The first strategy, which we call Theory One, is to re-engineer the processing backbone of the USPS. In the case of Standard mail, this means to transform the bulk mail centers, sectional center facilities, and other processing plants with faster sorting equipment, automatic induction, automatic sweeping, delivery point sequencing and robotics. The result will be that with much less labor, the age of automation can truly begin. This has to work not just for letters, but also for flats and parcels. If it succeeds, the Postal Service would want mail to be directed either to an origin facility or to the facility closest to the destination that has the proper equipment for the bar code sorting and delivery point sequencing. Certainly this facility will not be the DDU. There are far too many, and they have space limitations among other constraints. The Postal Service would want barcoded mail, not necessarily presequenced, within specified physical dimensions, and delivered in many cases to the SCF.

The second strategy, Theory Two, is to bypass as much of the USPS processing network as possible and deliver large quantities of mail to the DDU. Here mail would undergo minimal processing and, without staging or other delays, be delivered forthwith. This has been called the "last mile" strategy. It still relies on the carrier to play a unique role that competing services might find hard to match, but it lessens the need for and dependence on the automated mega-facility. This strategy is applicable for carrier route sorted mail. But it is compatible with automation in that mailer or postal barcodes could still be used on small machines to organize the mail for delivery. These machines might be more collators than sorters, with a small number of output separations. They could accept sequenced inputs from mailers, drop shipped or sent from upstream plants, or sequenced inputs created at the plants.
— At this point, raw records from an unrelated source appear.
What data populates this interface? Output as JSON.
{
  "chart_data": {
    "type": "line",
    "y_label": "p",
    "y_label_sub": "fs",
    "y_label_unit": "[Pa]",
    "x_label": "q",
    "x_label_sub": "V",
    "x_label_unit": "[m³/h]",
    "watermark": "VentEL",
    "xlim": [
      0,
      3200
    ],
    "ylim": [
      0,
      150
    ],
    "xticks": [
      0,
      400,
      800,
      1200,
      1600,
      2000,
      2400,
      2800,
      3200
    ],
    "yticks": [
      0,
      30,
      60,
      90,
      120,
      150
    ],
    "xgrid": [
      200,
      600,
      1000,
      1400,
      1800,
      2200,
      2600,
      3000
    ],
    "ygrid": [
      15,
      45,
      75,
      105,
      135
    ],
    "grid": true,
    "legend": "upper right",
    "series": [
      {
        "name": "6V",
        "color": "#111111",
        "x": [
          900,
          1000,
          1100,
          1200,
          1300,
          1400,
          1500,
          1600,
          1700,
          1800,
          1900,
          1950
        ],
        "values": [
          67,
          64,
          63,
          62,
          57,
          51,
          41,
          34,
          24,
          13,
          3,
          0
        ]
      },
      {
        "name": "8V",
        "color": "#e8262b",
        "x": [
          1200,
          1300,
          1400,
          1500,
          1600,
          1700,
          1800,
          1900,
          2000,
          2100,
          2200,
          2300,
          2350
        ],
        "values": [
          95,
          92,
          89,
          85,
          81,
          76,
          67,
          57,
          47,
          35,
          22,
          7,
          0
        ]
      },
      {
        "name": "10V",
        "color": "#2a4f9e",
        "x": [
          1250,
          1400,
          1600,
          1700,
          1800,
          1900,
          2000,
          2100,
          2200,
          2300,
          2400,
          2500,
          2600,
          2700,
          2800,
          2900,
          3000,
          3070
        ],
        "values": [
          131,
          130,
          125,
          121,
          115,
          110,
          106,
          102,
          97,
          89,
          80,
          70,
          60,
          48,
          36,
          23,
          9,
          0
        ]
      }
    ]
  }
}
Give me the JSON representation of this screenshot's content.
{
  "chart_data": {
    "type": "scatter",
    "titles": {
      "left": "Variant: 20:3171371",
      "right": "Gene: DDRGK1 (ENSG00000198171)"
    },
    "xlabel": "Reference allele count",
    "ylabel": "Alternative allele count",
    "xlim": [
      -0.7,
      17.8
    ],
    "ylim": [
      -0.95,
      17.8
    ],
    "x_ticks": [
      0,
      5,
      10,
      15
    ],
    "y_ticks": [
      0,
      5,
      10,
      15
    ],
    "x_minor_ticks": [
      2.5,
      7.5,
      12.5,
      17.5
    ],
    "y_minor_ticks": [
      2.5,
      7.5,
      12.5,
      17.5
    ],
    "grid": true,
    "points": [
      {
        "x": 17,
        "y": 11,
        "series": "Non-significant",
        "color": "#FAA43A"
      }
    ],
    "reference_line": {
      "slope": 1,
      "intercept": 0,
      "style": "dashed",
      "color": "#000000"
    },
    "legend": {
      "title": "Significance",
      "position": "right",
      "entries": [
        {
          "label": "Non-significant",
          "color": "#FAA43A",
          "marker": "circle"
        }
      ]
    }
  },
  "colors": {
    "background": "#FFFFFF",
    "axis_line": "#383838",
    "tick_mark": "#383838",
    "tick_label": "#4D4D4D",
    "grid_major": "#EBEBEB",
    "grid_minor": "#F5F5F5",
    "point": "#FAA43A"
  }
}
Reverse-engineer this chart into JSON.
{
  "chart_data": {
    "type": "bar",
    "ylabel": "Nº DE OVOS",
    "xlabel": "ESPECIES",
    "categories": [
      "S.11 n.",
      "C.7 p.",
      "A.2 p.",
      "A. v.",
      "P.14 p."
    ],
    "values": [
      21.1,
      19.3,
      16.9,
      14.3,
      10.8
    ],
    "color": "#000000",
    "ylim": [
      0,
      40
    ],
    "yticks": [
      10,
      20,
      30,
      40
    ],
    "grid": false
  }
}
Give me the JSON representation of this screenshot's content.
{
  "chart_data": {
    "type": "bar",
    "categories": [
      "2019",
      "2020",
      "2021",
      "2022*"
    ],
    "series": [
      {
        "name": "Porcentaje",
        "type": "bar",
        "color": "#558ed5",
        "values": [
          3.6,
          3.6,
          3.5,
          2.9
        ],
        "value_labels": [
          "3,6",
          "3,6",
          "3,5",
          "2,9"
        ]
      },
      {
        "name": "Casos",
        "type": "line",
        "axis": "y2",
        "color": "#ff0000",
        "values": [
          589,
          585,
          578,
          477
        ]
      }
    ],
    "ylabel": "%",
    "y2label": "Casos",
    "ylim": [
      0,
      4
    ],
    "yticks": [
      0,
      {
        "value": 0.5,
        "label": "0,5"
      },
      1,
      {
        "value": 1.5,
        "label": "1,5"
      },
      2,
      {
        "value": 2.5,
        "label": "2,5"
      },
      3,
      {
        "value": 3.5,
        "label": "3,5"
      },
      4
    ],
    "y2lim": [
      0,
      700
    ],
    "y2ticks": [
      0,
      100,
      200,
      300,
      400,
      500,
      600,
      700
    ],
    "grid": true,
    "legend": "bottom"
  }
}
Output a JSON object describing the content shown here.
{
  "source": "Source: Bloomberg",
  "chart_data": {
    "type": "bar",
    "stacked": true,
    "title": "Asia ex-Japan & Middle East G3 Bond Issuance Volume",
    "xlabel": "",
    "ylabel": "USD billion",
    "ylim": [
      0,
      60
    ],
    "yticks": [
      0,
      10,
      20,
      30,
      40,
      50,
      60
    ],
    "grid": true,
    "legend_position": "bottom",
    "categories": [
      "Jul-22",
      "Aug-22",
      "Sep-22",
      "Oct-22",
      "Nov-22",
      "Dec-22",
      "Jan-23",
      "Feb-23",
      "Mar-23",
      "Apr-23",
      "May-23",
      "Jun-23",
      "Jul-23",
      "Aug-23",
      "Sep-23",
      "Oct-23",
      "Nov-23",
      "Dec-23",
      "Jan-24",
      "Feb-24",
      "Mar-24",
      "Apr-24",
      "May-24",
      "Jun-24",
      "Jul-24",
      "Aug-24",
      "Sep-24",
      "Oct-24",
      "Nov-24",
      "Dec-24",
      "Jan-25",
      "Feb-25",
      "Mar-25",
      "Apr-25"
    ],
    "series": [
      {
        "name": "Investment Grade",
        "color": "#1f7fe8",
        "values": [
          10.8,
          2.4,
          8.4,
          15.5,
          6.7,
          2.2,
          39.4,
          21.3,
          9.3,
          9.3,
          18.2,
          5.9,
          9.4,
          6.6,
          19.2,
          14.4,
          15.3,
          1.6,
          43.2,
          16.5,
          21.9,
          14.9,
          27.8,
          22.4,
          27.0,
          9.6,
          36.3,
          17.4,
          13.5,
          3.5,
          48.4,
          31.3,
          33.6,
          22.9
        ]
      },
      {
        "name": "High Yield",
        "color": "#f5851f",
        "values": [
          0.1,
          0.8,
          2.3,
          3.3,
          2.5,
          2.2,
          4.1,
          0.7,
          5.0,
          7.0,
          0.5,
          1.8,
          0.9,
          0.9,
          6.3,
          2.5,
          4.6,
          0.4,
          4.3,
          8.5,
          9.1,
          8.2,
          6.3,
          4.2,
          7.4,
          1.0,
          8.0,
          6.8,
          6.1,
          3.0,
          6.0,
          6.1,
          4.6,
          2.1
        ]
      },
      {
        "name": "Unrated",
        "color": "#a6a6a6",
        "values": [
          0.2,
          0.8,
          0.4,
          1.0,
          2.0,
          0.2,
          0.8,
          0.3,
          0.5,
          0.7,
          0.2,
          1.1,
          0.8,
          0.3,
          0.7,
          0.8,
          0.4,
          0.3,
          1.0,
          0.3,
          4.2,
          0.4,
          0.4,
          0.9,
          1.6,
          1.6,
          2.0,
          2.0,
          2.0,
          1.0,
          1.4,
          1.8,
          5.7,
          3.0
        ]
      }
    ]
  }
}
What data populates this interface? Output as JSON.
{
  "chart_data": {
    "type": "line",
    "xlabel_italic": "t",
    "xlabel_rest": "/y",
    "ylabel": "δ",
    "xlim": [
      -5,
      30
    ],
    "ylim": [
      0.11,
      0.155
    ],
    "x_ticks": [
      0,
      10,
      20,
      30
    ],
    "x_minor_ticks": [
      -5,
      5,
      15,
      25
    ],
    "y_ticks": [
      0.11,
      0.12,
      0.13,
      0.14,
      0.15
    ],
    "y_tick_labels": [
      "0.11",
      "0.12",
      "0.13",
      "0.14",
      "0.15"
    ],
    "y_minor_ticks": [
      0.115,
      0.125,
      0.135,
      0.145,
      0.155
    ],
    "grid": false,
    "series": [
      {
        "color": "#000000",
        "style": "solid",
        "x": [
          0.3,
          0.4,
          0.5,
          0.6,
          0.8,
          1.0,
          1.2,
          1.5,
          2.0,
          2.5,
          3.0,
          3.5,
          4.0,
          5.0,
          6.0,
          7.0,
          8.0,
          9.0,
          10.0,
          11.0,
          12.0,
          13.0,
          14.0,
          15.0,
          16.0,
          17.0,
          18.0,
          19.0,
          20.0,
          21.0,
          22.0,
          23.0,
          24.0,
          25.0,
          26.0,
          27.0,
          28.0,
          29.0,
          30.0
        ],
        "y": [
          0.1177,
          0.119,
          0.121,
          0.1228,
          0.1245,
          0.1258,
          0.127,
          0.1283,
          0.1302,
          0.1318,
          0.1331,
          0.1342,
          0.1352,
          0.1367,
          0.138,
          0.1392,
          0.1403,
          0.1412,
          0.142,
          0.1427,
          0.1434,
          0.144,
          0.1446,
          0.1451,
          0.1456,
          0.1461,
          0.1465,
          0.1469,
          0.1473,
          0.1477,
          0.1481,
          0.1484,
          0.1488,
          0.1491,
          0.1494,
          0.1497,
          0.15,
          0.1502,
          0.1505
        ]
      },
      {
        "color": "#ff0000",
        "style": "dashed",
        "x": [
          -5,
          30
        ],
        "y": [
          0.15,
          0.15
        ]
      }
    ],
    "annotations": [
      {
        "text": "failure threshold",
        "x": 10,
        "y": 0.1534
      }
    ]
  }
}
The USPS has not decided and would have difficulty deciding between these two strategies. But inadvertently or not, the rate case proposals provide mailers with signals that sooner or later are acted on by industry. What signals does the R2000-1 case send to the mailers? We think the signals are fairly clear, and that notwithstanding a lack of consensus in postal management, they point to Theory Two.

The evidence for this contention includes the drop shipping piece rate discounts for Periodicals, which create opportunities for some Periodicals to be drop shipped that had been economically infeasible. The zone spread for Periodicals is also deeper. It also includes the increase in Standard drop shipping discounts. While it is true that the lowered passthrough percentage lessens the potential increase, at the same time that fact shows that there is additional room for growth in these work sharing opportunities. Further, the Standard DDU discount is increased by a larger amount. It includes the new rate structure in bound printed matter, which favors SCF entry and allows for DDU, though local zone is abolished.

What could have been done to make this signal clearer and stronger? For First Class mail, an industry proposal for drop shipping, which was endorsed by industry associations such as the Association for Postal Commerce, was not included in the case. In any event, this concept has its detractors as well as its proponents. For Standard, all mail considered by the USPS to be best processed at the DDU, regardless of whether it was carrier route mail or not, should be given an incentive to get there. Even if the definitions of what should be processed where do change over time, the incentive should be based on what is best in a relatively dynamic sense. For Package Services, aside from drop shipping incentives, additional ancillary services useful to the recipient, beyond Delivery Confirmation, would be helpful.

Can we place all our chips on Theory Two? Clearly not. If large quantities of mail end up bypassing the processing plants, it will relieve a strain on these facilities, even if they are not expanded and populated with robots. But it will still be essential to strengthen the processing backbone through automation with a parallel information structure that is open to the perusal of those with a legitimate interest in the matter. If the Postal Service could clearly articulate its strategy on these issues, maintain its focus during implementation, and keep its ducks in line, including when rate cases are filed, it just might muddle through.